“呵呵,”范福增冷笑,“你繞來繞去,無非是懷疑我做局,騙了你一千萬美元。我為范家服務了四十年,我是什么人你難道不清楚?”
范福增的心在流血,他忠誠服務一生的范家,竟然開始懷疑他的忠誠!
“我不是懷疑,而是覺得奇怪。”
“有什么好奇怪的?綁匪也不全是影視里面標準化作業吧。他們打電話給你的時候,我剛經歷一次嚴重的鞭刑,至于為什么毫發無傷,我解釋不清楚。其中一個帶紅臉面具的人,先是喂了一個黑色藥丸,后來又喂給了我一個白色藥丸,白色藥丸止疼明顯。因為你過了兩小時沒有支付贖金,他們把我帶到了一個大院中關了起來。今天白天,車子開了兩個多小時,才把我送回金陵。”
“他們用什么車子把你送回來的?”
“一輛黑色的本田suv,車牌被條幅蓋了起來。”
“什么條幅。”
“一個寫著‘綁匪專用’四個字的短條幅。”
“哈哈哈,老增,你的神經沒有問題吧,誰會在自己的車上貼‘綁匪專用’的條幅,這是告訴世人,他們是綁匪嗎?世上有如此神經的傻瓜綁匪嗎?老增,你神經沒有問題吧,吃藥吃傻了?”

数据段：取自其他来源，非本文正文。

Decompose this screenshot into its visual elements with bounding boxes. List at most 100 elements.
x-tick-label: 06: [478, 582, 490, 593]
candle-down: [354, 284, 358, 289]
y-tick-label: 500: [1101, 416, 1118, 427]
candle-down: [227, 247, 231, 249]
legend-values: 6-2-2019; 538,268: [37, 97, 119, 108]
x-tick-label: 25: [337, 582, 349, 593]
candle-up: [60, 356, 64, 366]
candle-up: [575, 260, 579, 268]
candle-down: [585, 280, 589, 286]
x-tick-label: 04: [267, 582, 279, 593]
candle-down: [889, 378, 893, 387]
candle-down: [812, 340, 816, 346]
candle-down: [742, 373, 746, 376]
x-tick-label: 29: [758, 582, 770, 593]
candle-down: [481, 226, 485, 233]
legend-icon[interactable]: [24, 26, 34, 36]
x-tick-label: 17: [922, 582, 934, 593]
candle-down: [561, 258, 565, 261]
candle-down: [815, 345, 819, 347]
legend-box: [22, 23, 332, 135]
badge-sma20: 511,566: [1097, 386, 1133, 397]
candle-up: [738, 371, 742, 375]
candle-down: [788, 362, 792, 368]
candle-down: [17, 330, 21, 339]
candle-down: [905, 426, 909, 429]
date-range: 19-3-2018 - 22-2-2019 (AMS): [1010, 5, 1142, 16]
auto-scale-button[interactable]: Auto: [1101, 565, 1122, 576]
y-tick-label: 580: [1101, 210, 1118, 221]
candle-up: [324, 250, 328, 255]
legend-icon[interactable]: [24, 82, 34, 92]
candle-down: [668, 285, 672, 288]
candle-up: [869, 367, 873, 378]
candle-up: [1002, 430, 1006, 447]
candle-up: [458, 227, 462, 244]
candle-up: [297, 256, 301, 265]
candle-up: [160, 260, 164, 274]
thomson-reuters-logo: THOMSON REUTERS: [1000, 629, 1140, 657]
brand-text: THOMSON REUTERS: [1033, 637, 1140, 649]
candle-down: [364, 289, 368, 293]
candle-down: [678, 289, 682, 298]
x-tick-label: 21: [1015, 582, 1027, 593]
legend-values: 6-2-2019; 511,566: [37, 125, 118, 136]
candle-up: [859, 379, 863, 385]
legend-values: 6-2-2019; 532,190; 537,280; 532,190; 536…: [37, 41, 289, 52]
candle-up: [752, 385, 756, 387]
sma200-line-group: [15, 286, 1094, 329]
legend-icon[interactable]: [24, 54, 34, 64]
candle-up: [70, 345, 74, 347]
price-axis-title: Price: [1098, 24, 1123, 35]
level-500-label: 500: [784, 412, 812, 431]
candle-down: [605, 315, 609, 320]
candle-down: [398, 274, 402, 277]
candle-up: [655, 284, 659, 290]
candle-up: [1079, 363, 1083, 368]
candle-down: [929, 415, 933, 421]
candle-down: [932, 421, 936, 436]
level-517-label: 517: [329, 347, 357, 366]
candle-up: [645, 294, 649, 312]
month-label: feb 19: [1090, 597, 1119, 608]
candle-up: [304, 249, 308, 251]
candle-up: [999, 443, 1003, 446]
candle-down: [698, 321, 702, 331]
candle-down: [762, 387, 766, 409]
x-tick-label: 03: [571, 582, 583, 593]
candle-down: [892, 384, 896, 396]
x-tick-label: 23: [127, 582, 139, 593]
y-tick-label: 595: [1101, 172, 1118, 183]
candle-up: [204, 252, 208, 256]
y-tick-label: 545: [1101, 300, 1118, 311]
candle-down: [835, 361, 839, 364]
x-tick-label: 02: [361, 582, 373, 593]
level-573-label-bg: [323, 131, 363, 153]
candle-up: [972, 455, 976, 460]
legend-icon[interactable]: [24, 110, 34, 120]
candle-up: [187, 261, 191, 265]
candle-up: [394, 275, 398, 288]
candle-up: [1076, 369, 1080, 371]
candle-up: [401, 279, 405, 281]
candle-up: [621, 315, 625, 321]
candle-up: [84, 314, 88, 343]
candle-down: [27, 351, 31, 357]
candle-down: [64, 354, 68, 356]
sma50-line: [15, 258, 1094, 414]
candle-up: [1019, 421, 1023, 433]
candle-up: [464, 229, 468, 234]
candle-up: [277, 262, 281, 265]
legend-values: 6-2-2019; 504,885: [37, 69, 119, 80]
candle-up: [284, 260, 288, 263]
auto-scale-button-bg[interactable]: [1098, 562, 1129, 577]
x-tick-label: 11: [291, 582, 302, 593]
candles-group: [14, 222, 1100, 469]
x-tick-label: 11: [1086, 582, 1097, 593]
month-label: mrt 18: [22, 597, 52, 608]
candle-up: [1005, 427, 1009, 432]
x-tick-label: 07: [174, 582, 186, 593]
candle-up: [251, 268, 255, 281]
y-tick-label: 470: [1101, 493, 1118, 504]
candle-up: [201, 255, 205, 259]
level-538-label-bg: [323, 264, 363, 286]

范福增說完后,也覺得太過怪異,但是他清楚看到了‘綁匪專用’四個字,他確信自己沒有瘋。可是,從他嘴里說出來的話,只有瘋子才會說,才會相信。
一切都顯得是如此的怪異、荒誕!而這恰好是風彬要的效果。在范成澤這樣的人眼中,綁架,只能是影視劇里面受害人被綁匪折磨,受盡酷刑的橋段,他不會想到一切皆有可能發生。他現在認準了:一個人受了鞭刑,身體會留下傷疤,而范福增身上沒有傷疤,他在說謊。
意識到這點后,范福增識趣地閉上了嘴,不再解釋。他很清楚,此事解釋地越多,范成澤對他的疑慮越深。
“老增?沒有什么需要解釋地了?”范成澤問道。
“我說越多你越懷疑,我沒有什么可說的了。”范福增一副破罐子破摔,愛咋地咋地的態度。
“好,我給你安排的休息的地方,你好好休息,也多想想,回憶清楚。”說著揮了揮手,進來兩個人禮貌地把他請了出去。范福增明白,自己被監控起來了,之所以把空云美雀弄走,把院子賣掉,就是造成他無家可歸的事實,好不動聲色的把他軟禁起來。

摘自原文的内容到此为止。